I LIKE them varying amounts.... sometimes one is an absolute arse and the other a delight, and vice versa. rarely are they equally likeable.

ThatshallotBaby · 26/11/2022 21:50

Accept how you feel. Think I don’t like how you are making me feel. It’s ok. You can love someone and they can drive you nuts!
The most grown up thing you can do is accept how you feel and be ok with it. To get through this it helps if you can forgive yourself, this is the core of your strength. Your ability to handle how you feel will help him handle how he feels.

Sprouttreesareamazing · 26/11/2022 21:51

Have you tried to find an activity to do together with just that dc ? Ds 8 can play a fab game of cards and actually beat me. And I am good! Currently been playing draughts... He enjoys colouring in as do I. He grows vegetables as do I. Something small to nurture together like our garden! It can take a small thing to start with.

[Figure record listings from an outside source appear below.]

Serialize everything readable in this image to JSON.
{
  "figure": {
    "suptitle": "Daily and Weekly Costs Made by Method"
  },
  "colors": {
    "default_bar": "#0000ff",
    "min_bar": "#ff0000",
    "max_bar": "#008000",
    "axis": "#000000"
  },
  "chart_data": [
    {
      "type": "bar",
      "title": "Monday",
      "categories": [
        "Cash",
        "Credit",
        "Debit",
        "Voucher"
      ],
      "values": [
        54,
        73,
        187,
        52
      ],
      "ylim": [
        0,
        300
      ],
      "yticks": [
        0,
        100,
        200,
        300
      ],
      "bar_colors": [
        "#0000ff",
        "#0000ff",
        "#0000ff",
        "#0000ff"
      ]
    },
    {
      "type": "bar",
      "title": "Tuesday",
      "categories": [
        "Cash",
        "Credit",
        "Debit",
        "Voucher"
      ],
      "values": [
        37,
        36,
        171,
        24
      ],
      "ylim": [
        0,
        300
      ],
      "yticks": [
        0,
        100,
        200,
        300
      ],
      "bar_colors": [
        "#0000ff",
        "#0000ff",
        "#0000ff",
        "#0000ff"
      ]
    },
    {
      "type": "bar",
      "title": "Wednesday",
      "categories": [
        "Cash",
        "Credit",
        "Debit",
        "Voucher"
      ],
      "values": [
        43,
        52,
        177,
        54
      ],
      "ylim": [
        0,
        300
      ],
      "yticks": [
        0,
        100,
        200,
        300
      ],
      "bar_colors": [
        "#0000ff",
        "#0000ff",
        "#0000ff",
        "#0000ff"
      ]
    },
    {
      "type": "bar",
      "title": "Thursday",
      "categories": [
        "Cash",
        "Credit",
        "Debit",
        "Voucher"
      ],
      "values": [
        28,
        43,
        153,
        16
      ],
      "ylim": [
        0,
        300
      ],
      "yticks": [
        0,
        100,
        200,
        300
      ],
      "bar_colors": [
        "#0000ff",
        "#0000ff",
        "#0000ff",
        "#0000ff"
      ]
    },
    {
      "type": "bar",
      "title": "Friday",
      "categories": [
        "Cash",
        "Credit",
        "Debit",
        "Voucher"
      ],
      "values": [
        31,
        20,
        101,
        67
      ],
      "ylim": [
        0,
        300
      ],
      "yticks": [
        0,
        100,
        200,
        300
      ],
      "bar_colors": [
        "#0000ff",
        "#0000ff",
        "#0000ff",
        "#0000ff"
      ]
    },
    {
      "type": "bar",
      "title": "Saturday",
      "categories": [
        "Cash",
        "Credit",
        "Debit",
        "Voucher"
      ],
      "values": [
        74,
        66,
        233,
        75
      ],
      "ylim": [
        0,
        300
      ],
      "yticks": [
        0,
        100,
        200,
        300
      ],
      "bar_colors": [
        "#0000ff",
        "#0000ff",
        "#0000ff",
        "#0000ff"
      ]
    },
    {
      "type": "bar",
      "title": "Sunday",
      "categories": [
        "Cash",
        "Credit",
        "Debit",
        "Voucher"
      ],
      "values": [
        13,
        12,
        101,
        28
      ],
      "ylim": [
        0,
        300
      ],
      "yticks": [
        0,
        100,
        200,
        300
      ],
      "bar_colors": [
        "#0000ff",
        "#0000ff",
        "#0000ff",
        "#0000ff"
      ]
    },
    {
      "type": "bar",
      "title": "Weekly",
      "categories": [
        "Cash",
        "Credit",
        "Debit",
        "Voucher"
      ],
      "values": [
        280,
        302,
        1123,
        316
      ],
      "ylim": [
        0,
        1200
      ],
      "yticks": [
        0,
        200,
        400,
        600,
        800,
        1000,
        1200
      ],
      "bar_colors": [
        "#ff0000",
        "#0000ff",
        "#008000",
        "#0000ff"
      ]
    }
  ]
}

pndorjustme · 26/11/2022 21:51

ThatshallotBaby · 26/11/2022 21:50

Accept how you feel. Think I don’t like how you are making me feel. It’s ok. You can love someone and they can drive you nuts!
The most grown up thing you can do is accept how you feel and be ok with it. To get through this it helps if you can forgive yourself, this is the core of your strength. Your ability to handle how you feel will help him handle how he feels.